While it currently operates to 11 destinations, the airline has not connected its tier II destinations with Mumbai, a route which sees better yields and loads owing to lesser capacity as compared to that from Delhi. Thus there could be higher yields from flights between Bhubaneshwar – Mumbai, Varanasi – Mumbai and Lucknow – Mumbai.
While connecting each destination to multiple others not only helps amortization but also help push sales through direct and indirect channels since the city has more options in terms of frequency and destinations with you.
Lobbying for 5/20
Vistara commissioned CAPA to come out with a study titled “Maximising the contribution of aviation to the Indian economy” which was released on 6th October in Delhi. The report talks about some key numbers – aviation could possibly contribute 5% of GDP, create economic valuation up to USD 250 Billion and could employ 2.3 million people by 2050. These numbers look derived from IATA report and have been quoted in the draft civil aviation policy of the Ministry of Civil Aviation. The report still relies on the fact that less than 2% of the population in India flew last year – a fact which is being quoted from the days of Air Deccan.

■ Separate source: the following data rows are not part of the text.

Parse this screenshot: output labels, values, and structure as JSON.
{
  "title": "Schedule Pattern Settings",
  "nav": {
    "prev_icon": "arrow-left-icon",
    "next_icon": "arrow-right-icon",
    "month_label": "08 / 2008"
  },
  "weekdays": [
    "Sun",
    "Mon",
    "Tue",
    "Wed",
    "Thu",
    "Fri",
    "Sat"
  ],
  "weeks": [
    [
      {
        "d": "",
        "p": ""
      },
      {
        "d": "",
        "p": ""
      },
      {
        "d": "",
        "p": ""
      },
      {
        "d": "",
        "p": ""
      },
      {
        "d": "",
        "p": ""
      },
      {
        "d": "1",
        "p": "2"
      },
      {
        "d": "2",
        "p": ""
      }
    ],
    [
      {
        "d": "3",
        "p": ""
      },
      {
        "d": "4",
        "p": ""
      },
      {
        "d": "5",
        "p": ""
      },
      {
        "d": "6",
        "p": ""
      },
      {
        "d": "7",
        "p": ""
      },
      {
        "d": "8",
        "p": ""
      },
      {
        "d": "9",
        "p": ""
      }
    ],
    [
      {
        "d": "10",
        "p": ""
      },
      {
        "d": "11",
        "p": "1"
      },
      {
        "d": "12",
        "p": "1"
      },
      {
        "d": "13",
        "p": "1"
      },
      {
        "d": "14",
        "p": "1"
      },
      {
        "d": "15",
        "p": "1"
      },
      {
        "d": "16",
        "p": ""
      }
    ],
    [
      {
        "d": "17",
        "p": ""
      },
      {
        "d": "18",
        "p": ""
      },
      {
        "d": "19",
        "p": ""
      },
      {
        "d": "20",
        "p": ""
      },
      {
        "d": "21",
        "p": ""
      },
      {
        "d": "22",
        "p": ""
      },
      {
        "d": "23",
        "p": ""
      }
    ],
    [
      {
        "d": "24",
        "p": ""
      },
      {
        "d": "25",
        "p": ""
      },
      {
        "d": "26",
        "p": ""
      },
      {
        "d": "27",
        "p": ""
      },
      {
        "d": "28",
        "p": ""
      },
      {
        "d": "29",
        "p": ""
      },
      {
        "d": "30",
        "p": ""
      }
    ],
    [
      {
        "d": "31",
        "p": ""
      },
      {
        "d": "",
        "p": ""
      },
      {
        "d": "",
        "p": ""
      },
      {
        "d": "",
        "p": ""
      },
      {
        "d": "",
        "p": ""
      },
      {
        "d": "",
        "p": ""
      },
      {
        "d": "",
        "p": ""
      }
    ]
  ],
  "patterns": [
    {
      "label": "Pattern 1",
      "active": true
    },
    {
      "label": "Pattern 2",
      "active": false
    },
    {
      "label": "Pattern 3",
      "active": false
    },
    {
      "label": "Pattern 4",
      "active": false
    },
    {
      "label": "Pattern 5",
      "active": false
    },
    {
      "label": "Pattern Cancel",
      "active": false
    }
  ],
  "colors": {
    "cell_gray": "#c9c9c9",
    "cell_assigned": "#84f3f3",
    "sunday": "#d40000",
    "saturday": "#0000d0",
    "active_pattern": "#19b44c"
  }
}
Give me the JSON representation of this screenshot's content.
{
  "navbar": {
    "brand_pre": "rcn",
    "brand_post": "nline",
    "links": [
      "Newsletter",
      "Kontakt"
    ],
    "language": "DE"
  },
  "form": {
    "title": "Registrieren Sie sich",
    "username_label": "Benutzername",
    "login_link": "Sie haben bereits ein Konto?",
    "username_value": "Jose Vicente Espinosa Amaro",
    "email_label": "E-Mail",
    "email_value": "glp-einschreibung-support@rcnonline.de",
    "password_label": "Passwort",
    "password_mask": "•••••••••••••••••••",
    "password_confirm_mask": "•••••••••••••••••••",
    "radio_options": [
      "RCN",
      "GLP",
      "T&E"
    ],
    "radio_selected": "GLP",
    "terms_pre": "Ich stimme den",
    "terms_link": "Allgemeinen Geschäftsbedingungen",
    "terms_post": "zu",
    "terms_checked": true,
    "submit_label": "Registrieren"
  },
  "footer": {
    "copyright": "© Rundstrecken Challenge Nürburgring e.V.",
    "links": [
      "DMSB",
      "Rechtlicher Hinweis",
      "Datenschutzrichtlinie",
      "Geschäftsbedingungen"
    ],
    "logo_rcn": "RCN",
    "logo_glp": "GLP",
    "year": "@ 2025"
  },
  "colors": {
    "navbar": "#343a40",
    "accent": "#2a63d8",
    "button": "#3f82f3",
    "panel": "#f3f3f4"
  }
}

The report has come up with identification of major areas for improvement for growth of Civil Aviation. The areas identified are all old and discussed for years. The report primarily talks about
- Rationalization of taxation on ATF – which currently is a state subject and the central government has no control over it
- Lowering of airport charges
- Making MROs more competitive – Could largely benefit Air Works and GMR Hyderabad
- Simplifying Route Dispersal Guidelines
- Opening up ancillary revenue
- Abolition of 5/20 rule
- Setting up of Airport Approval Commission
While a lot of points are valid, there will be debate on subsidy/incentives for regional connectivity more so since the funds may have to be raised by having additional taxes on passengers travelling on metro routes. Some points related to ancillary revenue will benefit the low cost carriers more than airlines like Vistara which with its premium image will find it difficult to charge for seat selection.
Airport approval commission or equivalent is need of the time because of the saturation at Delhi and Mumbai airports. Airlines like Vistara which would grow rapidly and established and larger ones like IndiGo which have record aircraft on order will have a tough time to start flights on metro sectors where the growth of passengers is the highest.
The airline has been kept out of FIA (Federation of Indian Airlines) and this move to start lobbying for multiple parameters which will yield some result and help the airline grow is a good move in Indian aviation. The airline could largely benefit if 5/20 is diluted or done away with and could see induction of few wide body aircraft and launch services to Singapore, London and Hongkong.
There is no better time to be in airline business in India. With market growing at 20%+ it is easy to poach passengers even with a limited network. However Indian consumers are price conscious and will shift loyalty quickly.
While Vistara has stalwarts from Singapore Airlines leading them, the airline probably needs a senior strategy team with experience in handling the complex Indian market along with having a strategy in place to expand rapidly and penetrate the corporate traffic.
It is still unclear if Vistara wants to make inroads in those markets where Jet Airways – its biggest rival is weak or absent or offer better services and flight options across the country and wait for passengers to make the shift. Whatever it may be, the Mumbai – Ahmedabad pullout is an indication that Jet Airways – with its 7x daily flights has proved a tough competition so far.
On the lobbying front, I won’t be surprised if a Federation of Newer airlines in India is formed as another pressure group apart from the FIA to demand and push for policy changes in near future.